Balázs Gulyás, who organised an earlier demonstration against a proposed tax on internet use, said Fidesz had become “a party of lies, hate, fear and stolen assets”.
He said the “playing field was terribly tilted” during the election, adding that if Fidesz had any honour, it would dissolve parliament and call new elections.
Péter Márki-Zay, the recently elected mayor of Hódmezővásárhely, in south-eastern Hungary, who ran as an independent jointly supported by opposition parties, urged the protestors in a letter to pull together for a Hungary without corruption and without fear.
Gergely Homonnay, a writer, journalist and teacher, called for a new electoral system and demanded to recall Chief Public Prosecutor Péter Polt so that corruption cases can be properly investigated.
Viktor Gyetvai, the organiser of the Independent Student Parliament demonstrations, said the demonstrators were there to say no to oppression.
This movement “is the beginning of a process, which means hope” that young people do not have to leave the country, but can grow up here, establish families, live in peace and democracy.
A number of opposition parties were represented at the demonstration, among them Gergely Karácsony, the former prime ministerial candidate of the Socialist-Parbeszed alliance, Együtt leader Péter Juhász, LMP co-leaders Bernadett Szél and Ákos Hadhazy, Jobbik leader Gábor Vona and Democratic Coalition leader Ferenc Gyurcsány. Former prime minister Gordon Bajnai was also present.
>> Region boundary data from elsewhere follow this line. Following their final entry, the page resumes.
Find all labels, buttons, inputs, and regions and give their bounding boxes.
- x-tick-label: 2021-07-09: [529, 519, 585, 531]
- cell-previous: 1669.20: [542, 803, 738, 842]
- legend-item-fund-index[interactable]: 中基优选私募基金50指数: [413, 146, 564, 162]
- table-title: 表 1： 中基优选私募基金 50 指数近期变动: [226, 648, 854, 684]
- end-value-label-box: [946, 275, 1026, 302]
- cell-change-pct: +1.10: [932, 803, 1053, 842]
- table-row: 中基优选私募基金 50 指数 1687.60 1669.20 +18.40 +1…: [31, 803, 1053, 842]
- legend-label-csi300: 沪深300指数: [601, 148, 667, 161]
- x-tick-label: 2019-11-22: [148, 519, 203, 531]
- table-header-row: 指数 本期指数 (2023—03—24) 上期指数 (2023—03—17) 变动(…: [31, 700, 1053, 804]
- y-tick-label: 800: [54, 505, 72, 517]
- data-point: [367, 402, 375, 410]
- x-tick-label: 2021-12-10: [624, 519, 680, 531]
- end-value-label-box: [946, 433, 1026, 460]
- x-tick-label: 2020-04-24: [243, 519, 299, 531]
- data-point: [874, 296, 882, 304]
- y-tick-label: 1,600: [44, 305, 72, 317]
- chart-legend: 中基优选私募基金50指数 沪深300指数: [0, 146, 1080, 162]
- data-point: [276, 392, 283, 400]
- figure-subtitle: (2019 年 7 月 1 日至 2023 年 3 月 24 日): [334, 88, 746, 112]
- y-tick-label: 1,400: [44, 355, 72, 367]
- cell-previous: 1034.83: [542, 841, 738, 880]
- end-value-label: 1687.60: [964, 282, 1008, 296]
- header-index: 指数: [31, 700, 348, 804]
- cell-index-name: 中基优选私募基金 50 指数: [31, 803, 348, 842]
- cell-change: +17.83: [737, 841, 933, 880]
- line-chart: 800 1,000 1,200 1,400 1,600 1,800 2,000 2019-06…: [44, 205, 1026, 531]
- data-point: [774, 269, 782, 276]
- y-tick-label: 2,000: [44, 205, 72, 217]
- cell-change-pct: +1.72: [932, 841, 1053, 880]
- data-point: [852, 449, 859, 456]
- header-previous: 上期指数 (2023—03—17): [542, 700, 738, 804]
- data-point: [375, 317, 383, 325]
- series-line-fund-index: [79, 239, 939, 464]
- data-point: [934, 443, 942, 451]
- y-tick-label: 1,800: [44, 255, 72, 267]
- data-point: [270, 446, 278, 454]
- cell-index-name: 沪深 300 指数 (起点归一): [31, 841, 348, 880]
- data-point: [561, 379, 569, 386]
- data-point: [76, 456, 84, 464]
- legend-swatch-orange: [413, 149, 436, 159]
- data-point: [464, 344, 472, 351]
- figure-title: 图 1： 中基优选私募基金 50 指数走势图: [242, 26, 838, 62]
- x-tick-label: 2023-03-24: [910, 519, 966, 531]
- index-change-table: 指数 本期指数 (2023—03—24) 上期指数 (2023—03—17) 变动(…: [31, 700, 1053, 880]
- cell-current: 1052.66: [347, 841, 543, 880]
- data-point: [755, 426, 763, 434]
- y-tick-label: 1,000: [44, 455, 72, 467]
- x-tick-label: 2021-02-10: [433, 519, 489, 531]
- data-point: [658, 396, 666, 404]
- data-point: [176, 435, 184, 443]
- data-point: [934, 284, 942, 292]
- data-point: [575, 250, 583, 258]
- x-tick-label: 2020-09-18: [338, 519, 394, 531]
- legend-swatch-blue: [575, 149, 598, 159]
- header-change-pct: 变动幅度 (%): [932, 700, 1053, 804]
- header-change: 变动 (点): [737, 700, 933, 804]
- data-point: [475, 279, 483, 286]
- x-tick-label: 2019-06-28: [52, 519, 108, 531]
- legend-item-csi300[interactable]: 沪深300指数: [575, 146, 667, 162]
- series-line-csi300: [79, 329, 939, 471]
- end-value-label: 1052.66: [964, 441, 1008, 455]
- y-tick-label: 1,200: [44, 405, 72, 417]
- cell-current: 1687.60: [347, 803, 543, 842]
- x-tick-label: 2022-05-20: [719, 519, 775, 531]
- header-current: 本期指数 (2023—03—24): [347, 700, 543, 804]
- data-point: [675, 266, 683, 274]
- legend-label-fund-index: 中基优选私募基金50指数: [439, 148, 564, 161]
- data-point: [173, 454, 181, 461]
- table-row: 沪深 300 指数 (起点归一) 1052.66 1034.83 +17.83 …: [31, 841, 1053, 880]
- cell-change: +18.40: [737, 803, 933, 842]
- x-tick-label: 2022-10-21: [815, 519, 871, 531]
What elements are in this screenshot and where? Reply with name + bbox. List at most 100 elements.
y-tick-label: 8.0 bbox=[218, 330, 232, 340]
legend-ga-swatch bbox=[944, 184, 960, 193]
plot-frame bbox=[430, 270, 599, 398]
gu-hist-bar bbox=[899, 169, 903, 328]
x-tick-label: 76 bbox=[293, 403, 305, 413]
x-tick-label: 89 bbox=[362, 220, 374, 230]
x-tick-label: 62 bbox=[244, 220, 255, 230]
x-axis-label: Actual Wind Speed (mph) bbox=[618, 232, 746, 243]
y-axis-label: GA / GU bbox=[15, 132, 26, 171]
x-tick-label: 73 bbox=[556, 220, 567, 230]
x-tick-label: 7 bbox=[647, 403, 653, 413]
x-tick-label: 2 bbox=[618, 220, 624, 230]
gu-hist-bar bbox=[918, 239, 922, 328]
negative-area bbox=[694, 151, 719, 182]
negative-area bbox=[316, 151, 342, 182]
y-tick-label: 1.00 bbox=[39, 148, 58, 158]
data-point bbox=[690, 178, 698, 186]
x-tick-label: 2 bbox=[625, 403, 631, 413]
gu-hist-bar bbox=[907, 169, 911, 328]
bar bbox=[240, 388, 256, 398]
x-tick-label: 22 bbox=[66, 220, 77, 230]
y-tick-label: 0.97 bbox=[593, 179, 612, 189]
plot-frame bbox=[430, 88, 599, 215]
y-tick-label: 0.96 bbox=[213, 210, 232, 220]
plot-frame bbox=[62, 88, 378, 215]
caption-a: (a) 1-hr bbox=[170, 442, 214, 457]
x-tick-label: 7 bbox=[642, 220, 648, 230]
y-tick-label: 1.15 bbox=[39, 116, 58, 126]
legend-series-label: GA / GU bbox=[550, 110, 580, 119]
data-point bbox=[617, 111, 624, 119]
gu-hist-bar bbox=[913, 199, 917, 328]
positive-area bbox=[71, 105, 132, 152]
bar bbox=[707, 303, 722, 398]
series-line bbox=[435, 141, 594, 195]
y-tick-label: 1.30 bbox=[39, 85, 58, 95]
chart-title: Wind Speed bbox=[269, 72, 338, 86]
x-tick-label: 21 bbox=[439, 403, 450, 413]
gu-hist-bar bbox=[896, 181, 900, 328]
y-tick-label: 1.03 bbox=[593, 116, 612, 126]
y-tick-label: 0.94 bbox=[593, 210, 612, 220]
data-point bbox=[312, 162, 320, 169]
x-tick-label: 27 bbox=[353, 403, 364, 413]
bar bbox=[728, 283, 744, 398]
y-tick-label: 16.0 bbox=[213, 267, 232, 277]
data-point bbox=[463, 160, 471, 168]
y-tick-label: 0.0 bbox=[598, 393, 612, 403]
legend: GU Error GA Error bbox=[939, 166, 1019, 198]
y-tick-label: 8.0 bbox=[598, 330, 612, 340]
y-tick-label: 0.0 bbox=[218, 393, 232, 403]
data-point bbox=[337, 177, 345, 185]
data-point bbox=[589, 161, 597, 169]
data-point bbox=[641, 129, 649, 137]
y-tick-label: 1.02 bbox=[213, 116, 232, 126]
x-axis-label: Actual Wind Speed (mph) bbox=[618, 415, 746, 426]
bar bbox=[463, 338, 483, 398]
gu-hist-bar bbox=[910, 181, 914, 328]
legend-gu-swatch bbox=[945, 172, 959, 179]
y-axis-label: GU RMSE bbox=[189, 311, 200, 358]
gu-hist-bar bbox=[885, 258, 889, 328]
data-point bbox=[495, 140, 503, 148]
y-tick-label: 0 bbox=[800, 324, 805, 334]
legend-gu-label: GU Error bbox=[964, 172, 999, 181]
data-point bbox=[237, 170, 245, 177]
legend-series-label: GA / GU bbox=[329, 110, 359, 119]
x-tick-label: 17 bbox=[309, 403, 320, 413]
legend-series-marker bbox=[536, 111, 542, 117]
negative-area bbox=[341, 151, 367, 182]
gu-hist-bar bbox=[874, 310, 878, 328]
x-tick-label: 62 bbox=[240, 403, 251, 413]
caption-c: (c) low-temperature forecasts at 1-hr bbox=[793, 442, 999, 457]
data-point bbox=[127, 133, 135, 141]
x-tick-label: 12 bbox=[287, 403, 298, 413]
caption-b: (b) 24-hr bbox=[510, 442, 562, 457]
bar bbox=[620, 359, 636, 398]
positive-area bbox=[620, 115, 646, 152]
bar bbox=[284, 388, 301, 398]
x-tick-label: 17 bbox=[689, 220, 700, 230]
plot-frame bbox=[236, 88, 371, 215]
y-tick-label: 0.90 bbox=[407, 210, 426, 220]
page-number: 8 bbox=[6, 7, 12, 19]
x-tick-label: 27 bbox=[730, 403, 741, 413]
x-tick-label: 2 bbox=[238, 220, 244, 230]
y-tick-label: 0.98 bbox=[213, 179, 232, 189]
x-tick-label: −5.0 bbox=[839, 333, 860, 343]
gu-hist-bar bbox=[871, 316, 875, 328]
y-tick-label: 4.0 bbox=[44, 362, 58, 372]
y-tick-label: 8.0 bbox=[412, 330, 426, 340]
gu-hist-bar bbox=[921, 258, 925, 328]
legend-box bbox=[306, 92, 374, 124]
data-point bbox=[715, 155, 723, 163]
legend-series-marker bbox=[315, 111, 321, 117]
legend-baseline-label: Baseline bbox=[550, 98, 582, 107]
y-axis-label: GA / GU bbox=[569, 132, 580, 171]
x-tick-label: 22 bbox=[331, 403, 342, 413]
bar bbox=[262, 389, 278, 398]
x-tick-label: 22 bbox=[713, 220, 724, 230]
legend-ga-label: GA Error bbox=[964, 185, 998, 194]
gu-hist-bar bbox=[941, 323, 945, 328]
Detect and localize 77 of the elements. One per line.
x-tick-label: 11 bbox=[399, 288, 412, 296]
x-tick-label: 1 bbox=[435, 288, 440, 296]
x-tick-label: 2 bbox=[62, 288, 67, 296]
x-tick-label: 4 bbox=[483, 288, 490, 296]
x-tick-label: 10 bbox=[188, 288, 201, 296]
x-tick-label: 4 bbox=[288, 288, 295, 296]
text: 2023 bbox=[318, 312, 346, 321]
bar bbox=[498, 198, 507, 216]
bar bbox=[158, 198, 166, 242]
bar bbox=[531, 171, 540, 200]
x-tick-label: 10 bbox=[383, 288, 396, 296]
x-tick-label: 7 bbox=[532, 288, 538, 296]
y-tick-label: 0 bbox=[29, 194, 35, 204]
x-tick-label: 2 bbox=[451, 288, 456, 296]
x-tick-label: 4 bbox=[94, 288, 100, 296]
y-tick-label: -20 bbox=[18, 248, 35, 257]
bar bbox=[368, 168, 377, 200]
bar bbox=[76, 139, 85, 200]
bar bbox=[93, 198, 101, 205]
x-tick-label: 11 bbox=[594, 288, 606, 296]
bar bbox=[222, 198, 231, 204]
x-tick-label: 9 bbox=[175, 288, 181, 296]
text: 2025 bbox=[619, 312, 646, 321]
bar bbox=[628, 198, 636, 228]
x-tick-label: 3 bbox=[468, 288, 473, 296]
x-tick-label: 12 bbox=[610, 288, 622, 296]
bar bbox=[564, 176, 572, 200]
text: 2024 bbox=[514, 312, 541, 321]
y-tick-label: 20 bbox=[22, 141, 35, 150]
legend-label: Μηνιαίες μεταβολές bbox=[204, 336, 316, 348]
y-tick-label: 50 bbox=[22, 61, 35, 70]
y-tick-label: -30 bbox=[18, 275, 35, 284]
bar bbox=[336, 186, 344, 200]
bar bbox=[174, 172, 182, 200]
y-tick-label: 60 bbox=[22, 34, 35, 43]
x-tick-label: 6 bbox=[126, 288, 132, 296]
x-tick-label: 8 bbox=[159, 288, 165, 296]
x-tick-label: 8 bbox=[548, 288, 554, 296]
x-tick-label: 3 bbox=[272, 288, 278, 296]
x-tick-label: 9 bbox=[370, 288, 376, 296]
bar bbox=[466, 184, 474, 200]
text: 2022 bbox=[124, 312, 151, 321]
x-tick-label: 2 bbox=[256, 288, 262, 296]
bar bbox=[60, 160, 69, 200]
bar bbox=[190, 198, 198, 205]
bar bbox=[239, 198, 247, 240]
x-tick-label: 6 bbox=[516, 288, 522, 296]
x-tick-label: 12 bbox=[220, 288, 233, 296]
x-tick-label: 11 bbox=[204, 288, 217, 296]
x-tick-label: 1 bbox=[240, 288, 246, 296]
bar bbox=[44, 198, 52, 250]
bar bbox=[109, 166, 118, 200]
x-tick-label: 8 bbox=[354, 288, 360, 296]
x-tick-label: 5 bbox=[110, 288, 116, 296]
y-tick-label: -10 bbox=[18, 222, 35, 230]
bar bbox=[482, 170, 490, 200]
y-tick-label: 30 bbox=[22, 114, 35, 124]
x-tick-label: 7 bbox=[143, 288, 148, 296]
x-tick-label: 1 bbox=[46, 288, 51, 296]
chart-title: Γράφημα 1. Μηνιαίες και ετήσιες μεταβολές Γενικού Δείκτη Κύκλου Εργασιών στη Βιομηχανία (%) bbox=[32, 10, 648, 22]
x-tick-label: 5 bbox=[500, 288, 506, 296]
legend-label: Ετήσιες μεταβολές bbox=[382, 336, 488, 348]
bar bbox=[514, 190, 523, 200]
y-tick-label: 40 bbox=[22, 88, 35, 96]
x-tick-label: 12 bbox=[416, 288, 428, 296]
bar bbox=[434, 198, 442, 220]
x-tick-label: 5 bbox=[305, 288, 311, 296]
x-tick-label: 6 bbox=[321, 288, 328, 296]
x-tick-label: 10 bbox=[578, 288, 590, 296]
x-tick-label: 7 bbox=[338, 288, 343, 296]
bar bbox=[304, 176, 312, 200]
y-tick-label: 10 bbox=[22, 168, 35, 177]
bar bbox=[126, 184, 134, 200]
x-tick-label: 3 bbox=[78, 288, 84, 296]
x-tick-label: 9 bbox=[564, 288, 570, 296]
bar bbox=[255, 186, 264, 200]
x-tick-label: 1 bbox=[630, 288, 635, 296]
The demonstrators said they would continue to protest to see their demands met.
Demonstrations were organised in Győr, in northwest Hungary, as well as in London and Berlin to coincide with the one in Budapest. There were around 150 demonstrators in Győr. About 300 people participated in the demonstration in London, near Downing Street. Some 120 people protested in front of the Hungarian embassy in Berlin.